Porém, o jogo virou. Ninguém menos que Satya Nadella, que conhecia o potencial do Bing como a palma de sua mão, assumiu a liderança da Microsoft e a ferramenta de busca ganhou uma sobrevida inesperada. Não por sentimentalismo ou corporativismo com seu antigo time, mas porque Nadella realmente acreditava em novos caminhos tanto para a Microsoft quanto para o Bing. E a visão dele estava certa: um ano e meio depois de Nadella se tornar CEO, o Bing passou a dar lucro.

Assim como o Hotmail foi um balão de ensaio para muitas transformações que aconteceram nos bastidores da Microsoft, o Bing foi a ponta de lança para avanços significativos em Inteligência Artificial e aprendizado de máquina, que seriam depois distribuídos para produtos como Windows 10, Xbox, Azure, Office 365 e Cortana.

O Bing agora

Para aqueles poucos usuários que permaneceram fiéis ao Bing como sua ferramenta de busca, foi possível enxergar a evolução que acontecia em seus algoritmos, com resultados mais precisos, principalmente em reconhecimento de imagens. Testes cegos feitos com usuários do Google mostraram e continuam mostrando que atualmente é extremamente difícil discernir o nível de relevância entre as duas plataformas. Para todos os fins, depois de muitos anos, o Bing se tornou competitivo, ainda que o mercado ignore solenemente suas qualidades.

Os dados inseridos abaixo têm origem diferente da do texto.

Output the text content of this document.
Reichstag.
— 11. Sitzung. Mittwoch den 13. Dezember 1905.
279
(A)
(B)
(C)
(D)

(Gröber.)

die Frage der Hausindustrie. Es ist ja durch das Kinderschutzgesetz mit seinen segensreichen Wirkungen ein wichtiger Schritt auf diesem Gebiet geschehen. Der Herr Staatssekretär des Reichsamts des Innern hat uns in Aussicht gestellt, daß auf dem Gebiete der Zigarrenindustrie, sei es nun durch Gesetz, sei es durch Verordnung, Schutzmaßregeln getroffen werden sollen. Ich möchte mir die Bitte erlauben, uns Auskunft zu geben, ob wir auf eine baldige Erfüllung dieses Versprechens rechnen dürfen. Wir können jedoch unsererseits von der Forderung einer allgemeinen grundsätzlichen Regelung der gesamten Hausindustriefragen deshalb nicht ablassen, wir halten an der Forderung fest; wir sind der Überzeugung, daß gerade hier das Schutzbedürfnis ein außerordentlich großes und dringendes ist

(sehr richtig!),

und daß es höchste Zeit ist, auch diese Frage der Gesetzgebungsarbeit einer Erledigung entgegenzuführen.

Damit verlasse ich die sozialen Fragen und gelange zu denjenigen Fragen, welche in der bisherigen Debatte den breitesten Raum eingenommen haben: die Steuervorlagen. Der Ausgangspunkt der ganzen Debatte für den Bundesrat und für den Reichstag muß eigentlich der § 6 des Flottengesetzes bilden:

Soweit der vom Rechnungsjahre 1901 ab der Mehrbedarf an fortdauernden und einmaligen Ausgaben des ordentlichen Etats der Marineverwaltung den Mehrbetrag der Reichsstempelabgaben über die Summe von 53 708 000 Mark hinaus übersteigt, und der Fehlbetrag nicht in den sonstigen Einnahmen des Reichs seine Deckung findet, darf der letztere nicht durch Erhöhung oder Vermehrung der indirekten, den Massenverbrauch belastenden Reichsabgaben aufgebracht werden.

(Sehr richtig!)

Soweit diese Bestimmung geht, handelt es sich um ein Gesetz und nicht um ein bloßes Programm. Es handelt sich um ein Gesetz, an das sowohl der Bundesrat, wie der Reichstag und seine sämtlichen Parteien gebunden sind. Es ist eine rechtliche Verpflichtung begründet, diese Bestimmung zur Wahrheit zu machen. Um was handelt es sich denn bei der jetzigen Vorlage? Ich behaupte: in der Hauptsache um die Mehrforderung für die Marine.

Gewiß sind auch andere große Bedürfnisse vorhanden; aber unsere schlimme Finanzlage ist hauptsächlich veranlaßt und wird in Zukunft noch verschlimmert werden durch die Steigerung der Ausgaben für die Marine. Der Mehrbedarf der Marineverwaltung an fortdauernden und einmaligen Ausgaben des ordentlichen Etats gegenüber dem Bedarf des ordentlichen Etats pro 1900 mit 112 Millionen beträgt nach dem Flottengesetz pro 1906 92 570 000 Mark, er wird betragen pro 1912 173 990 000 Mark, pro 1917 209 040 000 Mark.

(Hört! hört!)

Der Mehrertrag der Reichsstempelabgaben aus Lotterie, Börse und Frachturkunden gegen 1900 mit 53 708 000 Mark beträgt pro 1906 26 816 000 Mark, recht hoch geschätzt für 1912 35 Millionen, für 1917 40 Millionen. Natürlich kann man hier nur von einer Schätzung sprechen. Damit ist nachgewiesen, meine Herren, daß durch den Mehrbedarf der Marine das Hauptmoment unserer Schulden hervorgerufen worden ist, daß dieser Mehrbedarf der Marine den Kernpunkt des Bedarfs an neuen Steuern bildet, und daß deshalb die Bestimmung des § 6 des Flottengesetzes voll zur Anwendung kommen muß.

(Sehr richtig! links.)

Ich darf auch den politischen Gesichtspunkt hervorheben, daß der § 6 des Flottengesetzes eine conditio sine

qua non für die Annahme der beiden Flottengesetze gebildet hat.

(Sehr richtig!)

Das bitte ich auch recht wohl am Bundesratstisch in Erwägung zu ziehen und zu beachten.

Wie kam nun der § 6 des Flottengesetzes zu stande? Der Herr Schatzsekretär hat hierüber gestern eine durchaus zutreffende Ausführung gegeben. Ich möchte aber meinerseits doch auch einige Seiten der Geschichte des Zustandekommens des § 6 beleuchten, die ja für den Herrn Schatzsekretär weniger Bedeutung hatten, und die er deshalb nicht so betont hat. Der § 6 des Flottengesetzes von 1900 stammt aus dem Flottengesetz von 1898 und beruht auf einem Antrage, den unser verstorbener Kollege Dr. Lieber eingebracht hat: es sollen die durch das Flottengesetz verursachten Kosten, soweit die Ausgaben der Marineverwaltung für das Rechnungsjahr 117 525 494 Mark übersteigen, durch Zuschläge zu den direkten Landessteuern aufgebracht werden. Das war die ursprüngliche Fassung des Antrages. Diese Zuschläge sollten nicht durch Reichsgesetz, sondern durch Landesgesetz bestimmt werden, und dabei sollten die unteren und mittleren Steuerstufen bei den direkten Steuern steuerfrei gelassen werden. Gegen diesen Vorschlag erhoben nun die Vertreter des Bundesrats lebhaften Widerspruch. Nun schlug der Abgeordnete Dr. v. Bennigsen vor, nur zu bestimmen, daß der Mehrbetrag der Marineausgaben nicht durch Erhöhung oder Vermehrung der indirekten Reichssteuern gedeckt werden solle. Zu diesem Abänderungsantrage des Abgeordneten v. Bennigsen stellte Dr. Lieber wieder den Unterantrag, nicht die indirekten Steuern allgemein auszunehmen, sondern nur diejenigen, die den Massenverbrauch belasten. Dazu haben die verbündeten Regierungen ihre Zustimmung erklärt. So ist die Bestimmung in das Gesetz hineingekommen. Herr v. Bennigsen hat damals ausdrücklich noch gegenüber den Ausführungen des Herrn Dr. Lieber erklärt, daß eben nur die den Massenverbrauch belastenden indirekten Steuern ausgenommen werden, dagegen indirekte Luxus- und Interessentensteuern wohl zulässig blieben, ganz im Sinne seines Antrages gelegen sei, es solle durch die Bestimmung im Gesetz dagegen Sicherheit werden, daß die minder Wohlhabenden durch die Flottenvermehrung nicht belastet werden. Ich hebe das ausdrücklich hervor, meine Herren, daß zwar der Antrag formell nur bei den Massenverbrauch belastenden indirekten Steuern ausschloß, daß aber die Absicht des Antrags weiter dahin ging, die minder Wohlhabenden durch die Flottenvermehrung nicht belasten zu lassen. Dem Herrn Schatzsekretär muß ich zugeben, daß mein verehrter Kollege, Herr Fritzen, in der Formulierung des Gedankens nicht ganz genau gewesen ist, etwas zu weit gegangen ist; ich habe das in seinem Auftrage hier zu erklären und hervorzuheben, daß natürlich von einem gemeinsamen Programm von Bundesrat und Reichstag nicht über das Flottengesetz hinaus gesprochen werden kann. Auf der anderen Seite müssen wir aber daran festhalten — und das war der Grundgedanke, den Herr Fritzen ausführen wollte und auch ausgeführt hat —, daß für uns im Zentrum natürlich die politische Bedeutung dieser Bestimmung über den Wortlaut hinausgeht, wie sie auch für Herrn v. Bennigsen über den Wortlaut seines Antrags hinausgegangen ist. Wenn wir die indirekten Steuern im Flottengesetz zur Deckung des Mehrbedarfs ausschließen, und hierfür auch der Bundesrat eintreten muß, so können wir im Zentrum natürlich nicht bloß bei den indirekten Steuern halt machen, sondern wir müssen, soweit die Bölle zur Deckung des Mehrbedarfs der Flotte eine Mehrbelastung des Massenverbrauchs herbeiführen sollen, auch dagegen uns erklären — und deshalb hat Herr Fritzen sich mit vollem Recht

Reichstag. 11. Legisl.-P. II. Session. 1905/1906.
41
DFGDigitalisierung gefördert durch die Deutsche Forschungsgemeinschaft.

Se os usuários continuam ausentes no mecanismo de busca, ele se tornou um importante recurso para especialistas em busca e otimização. Ao contrário do Google e seu sistema hermético, a Microsoft disponibilizou a API do Bing de forma pública. Seu nível de transparência e respeito pela privacidade permitiu o surgimento, por exemplo, de soluções terceirizadas de impacto, como o DuckDuckGo. Além disso, suas ferramentas são empregadas para testes de SEO em larga escala que não seriam possíveis através do Google.

Segundo Russ Jones, cientista de busca da Mozilla:

Sem o Bing, não haveria uma API viável centrada na privacidade. De todas as coisas que o Google forneceu, eles nunca (nem jamais irão) fornecer um mecanismo de busca que respeite totalmente a privacidade de seus usuários. Mas a API de pesquisa da Web do Bing abriu as portas para participantes como a DuckDuckGo, que pode criar uma experiência privada e segura para os usuários usando um mecanismo de pesquisa de classe mundial, sem usar técnicas invasivas de privacidade para financiar os negócios. É difícil expressar a importância do Bing em relação a isso

Em outras palavras, Nadella enxergou diversos cenários onde seria possível para o Bing vencer o monolítico Google.

Outra frente em que o Bing e seu ecossistema tem se saído muito bem é na publicação de anúncios, arrancando elogios de agentes do setor de publicidade. O antigo MSN adCenter há muito atende por Microsoft Ads e tem uma clientela cativa. A partir da compra do LinkedIn, a Microsoft passou a ter acesso a um volume muito grande de informações pessoais que pode ser utilizado para montar perfis de consumidores e exibir propagandas direcionadas com precisão milimétrica, em uma estratégia muito similar à adotada por Google e Facebook. De certa forma, pode-se dizer que a Microsoft não dá ponto sem nó, mas todas essas estratégias da empresa estão, de alguma forma, conectadas com a plataforma Bing e suas tecnologias.

Em seu décimo aniversário, ironicamente, o Bing se tornou um mecanismo de busca capaz de concorrer com o Google, apesar de isso não acontecer. Mas ele é muito mais do que uma caixa de busca no centro da tela: ele é uma importante ferramenta nos bastidores, no centro da estratégia implementada por Satya Nadella para a Microsoft.